I REALLY wish I liked ale.

There is nothing more embarrassing, I recently discovered, than going to a proper real ale pub and ordering a pint of lager.

This pub doesn’t sell my favourite lager because it’s a real ale pub, but I thought I’d try my luck, but eventually I had to choose something else.

But you are instantly judged for this shunning of ale – the people you are with recoil from you as though to say ‘I’m not with her’, and you are stared at so intensely by the ale-loving regulars that you wish you could shrink and jump inside the nearest glass of the darkest stout and hide.

It’s a real problem for me.

My boyfriend loves ale, the darker the better, and on many occasions has tried to sway me to the dark side.

It’s not through lack of trying that I’m still not there yet.

Every year for the past four years I’ve gone to the Worcester Beer Festival.

It’s a great event and it’s the only time that my friends all return home from their various universities and we can get together.

However, I always end up trying several ales, not enjoying them, trying the wine, then cider, then feeling sick and resorting to the cloudy lemonade and not being able to join in with the drunken fun that everyone else is involved in.

I love pubs too. They are fantastic places to socialise and for the most part are beautiful buildings with a lot of history.

But the people I usually go to the pub with are ale drinkers. Countless times I’ve sipped whichever ale they are drinking, and the first sip is usually quite nice, but after the second and third I’ve decided again that I just don’t like ale and therefore stick to the whisky and Coke.
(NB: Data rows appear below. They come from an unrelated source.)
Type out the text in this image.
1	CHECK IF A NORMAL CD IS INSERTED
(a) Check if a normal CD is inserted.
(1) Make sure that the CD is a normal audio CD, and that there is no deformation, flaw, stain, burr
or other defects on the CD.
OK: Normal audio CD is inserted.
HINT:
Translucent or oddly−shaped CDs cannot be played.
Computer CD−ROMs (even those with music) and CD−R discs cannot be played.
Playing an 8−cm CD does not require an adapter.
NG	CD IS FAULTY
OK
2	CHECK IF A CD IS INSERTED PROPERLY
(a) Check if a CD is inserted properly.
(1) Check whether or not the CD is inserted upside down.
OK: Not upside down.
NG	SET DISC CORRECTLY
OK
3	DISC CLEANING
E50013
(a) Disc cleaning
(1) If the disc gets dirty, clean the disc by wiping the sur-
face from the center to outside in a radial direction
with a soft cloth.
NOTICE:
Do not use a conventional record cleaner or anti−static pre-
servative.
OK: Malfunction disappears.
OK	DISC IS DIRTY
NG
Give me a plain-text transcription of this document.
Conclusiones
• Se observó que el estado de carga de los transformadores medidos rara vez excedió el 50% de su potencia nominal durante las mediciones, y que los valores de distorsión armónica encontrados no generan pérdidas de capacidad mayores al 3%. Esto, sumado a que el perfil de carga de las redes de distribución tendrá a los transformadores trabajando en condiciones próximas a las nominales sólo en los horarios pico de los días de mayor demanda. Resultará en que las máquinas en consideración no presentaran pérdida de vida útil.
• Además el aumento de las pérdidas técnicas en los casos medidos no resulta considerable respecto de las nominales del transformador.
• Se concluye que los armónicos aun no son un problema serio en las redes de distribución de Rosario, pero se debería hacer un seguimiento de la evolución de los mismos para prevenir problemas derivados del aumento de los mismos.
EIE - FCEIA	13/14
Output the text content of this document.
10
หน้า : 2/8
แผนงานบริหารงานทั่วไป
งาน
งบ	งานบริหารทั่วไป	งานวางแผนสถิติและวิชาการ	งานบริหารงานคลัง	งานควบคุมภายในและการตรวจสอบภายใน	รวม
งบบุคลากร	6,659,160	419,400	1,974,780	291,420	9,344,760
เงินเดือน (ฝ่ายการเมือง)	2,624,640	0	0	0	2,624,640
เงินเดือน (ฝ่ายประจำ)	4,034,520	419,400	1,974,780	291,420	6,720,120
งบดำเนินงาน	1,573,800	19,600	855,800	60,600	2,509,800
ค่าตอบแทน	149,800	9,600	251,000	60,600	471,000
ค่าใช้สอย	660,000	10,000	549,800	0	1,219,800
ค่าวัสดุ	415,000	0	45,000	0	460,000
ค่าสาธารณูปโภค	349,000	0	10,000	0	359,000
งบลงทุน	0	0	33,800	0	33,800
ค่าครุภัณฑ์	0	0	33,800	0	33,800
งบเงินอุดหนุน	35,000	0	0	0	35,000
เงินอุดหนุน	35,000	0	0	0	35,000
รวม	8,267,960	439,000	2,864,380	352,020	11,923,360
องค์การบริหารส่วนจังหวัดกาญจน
I really want to become a member of Campaign for Real Ale (Camra), because local pubs and breweries should be supported, but I would feel like a fraud.

Last year I went to the Guinness Factory in Dublin with three Guinness-loving friends.

But I couldn’t drink it, and gave away my numerous free samples and free pint to my friends.

Despite the cool names, creative bottles, and the respect that immediately comes with asking for a pint of bitter, I don’t think I’ll ever manage to go to the dark side.